In Our Image
What species should populate the newsroom of the future?
Perhaps that question requires some context. I’m writing this from sunny Copenhagen, where I’m attending the Nordic AI in Media AI Summit, a packed gathering of AI-focused journalists and technologists; tickets to the event were in sch high demand that they sold out within minutes of being available.
This being a collection of news nerds, talk of AI agents — and much else — was rife, not least when Simon McNish of Reuters explained how the news agency’s tech team was moving methodically towards autonomous coding, and Florent Daudens discussed mizal.ai, his startup to create a fully agentic newsroom.
Simon’s explanation of Reuters’ step-by-step approach was fascinating, and part of it involved the creation and deployment of agents to serve as program managers, quality assurance teams and so on, in place of human teams doing similar work; and Florent spoke of an agentic editor-in-chief overseeing teams of AI reporters. All of which gives us a glimpse into the world of tomorrow.

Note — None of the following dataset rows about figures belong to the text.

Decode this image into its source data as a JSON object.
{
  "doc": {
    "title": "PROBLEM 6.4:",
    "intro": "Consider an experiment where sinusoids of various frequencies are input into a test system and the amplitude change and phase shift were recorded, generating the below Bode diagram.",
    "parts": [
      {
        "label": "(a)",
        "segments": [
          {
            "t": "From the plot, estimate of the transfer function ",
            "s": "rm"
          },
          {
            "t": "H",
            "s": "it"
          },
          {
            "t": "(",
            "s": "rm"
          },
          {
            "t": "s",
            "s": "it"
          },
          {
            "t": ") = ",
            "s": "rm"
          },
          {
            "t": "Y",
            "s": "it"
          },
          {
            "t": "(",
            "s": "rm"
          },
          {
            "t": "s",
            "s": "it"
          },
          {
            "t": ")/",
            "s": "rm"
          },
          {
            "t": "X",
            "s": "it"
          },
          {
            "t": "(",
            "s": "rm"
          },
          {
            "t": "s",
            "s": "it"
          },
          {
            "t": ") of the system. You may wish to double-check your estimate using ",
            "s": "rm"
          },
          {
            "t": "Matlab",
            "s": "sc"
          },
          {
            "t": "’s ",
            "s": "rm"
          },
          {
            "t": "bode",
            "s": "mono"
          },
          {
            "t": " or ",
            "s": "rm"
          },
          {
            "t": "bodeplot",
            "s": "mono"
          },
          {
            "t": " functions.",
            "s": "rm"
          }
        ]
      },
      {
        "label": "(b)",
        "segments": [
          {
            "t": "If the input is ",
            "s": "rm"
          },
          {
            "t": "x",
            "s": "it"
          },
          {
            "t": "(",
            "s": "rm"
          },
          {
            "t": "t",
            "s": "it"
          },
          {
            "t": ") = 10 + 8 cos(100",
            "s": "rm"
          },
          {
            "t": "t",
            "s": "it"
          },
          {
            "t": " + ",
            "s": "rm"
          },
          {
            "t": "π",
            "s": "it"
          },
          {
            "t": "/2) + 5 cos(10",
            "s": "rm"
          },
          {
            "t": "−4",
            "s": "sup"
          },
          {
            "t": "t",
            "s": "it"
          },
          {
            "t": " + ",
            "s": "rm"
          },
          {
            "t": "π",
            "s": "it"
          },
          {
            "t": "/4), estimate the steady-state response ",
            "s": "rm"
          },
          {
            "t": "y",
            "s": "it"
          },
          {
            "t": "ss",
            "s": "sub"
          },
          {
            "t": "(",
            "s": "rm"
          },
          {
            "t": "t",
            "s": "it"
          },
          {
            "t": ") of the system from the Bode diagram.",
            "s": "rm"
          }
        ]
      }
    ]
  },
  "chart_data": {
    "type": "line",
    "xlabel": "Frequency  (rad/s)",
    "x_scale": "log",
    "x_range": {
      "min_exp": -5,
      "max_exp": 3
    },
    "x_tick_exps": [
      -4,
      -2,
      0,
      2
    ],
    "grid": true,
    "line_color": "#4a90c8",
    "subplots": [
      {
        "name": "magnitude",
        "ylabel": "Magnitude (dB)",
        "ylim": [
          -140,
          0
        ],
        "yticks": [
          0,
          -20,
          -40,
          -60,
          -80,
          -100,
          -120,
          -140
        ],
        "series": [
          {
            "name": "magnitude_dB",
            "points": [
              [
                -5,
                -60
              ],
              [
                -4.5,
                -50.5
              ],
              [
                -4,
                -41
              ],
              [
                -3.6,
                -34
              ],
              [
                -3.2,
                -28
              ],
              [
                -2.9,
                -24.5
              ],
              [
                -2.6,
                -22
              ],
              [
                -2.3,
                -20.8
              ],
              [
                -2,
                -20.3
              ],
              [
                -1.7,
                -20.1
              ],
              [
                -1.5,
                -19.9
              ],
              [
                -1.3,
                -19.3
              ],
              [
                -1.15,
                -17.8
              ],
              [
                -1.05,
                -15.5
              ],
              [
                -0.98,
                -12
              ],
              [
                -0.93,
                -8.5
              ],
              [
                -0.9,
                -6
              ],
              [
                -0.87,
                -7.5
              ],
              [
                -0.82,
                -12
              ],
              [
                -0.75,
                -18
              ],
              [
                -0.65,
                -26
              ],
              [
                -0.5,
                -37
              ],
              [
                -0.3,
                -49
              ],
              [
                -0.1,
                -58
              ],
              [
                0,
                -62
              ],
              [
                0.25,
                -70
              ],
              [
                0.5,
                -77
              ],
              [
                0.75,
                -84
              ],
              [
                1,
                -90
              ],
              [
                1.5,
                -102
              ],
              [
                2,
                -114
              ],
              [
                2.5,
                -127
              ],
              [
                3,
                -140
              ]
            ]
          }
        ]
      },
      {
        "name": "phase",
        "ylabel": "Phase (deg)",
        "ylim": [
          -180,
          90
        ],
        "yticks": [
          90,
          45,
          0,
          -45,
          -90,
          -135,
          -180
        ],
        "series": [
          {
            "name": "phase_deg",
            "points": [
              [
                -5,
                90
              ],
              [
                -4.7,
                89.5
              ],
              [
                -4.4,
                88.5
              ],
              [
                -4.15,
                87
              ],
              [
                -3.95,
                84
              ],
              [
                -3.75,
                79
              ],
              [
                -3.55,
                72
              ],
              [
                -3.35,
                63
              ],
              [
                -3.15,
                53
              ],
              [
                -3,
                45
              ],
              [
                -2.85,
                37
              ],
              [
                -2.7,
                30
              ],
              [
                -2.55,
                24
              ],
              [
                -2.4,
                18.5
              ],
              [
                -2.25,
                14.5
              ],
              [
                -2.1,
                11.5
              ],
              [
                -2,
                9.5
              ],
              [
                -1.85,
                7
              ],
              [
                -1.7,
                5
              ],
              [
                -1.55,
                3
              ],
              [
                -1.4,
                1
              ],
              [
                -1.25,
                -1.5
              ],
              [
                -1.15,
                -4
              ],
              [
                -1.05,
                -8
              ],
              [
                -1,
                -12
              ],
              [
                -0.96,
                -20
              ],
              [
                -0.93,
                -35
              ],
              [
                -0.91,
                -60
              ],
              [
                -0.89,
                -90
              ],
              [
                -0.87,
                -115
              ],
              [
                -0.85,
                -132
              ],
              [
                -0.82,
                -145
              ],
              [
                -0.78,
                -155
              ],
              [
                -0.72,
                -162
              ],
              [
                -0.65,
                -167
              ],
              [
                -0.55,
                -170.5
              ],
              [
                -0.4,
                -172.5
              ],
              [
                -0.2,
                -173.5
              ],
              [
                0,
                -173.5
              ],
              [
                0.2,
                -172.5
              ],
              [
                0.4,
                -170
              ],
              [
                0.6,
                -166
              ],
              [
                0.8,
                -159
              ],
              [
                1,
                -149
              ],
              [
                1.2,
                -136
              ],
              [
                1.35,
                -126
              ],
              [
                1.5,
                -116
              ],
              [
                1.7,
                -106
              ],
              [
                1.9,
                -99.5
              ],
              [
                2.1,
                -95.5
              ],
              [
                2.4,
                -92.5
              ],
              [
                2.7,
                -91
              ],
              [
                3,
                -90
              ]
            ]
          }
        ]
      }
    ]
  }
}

But then again, that’s probably just the first draft of the future; there’s no real reason to populate the reimagined newsroom — and developer team — with avatars of ourselves. It’s not like we did some kind of detailed time and motion study to determine that our current hodge-podge of editors, reporters, graphics teams, copy desks, and so on was the most effective (or efficient) way of turning out stories; and even if it was, why try to turn machines into copies of humans, with all our strengths and foibles?
As I noted in a post from more than a decade ago, when electric power replaced steam and water power in factories, it took decades before anyone realized that electrons weren’t simply a replacement for steam; they could — and should — help entirely reorganize the factory floor. Imagine if we had word processors in the 1950s and just used them to write stories and print them out to be handed to the copy boy to hand to the copy desk?
AI systems are — needless to say — very good at being AI systems: better than humans at some human tasks, worse at others, and also capable of things no human can do. Why make them mimic humans, or follow a human-centric production process?
Or as Lars Adrian Giske, who was also at the NAMS conference, put it in a sharp LinkedIn post about the instinct to create machine analogs of human roles:
I get it, it makes the new thing readable to people and gets buy-in. But I also think it might make the systems worse than they need to be.
We keep handing agents a business model that was already struggling and asking them to run it faster. The more interesting question is what happens if you don't do that. Give agents the actual goal, meeting people's and society's informational needs, let them figure out what structure fits the real pressures and constraints without inheriting an org chart from print or a revenue model from 2005. What do they build?
When I initially tried to create an AI editor, I did what I assume we all do the first time: Ask Claude (or ChatGPT, or Gemini, or whatever) to take on the persona of an editor, and try to fulfill that role. Claude does a decent job at it, and when you deploy all multiple models collectively to debate each other’s work, you actually get to see a very complementary set of skills emerge.
But I was still imagining the AI system as a one-for-one substitute for a human role; I hadn’t really seen past the fact that “editor” was really a bucket of different skills that we’ve bundled into a single human, for better or worse, and often as the result of historical happenstance, limited resources, or simply because that’s what the workflow required.
So when I built my deconstruction bot, I didn’t ask Claude to be an editor; I broke down the tasks I wanted into discrete functions — extracting the explicit and implicit thesis, the facts asserted to back them up, the assumptions underpinning the thesis, the analysis behind the story, and so on — and set it off to carry out them out individually, essentially each as an AI skill. I’m guessing that’s not the way most human editors work; but this way, I got to define what I wanted done — not to create my vision of a perfect human editor, but more prosaically just to ensure specific tasks were carried out.
The results are much better — not because Claude is smarter on each of these skills, but because we can specify much more clearly what we want out of the system for each particular task.
Or, as Claude reminded me in an earlier experiment of why the “be an editor” prompt isn’t useful:
AI is doing something more like “reasoning by analogy to editorial work I’ve seen” than “executing a well-defined editorial process.”
In other words, it’s doing what it thinks an editor does; it really doesn’t know. And even if it did know, surely there are better ways that we can organize the newsroom, if only we had the skills and capabilities that AI systems have.
AI systems are much more than simply a cheaper, faster, more tireless replacement for humans — even if they may also be that; they will enable new capabilities, new workflows and new outputs.
What are those new workflows? Will they be a series of sequential — or parallel — processes optimized to machine capabilities, with humans interjected at strategic points to take advantage of whatever special skills we possess? I honestly don’t know yet what this could look like; but if we don’t ask the questions, we’ll never find the answers.
One thing seems clear to me: The newsroom of the future isn’t going to be populated by machine versions of ourselves.
They’ll be machine versions of something; but what?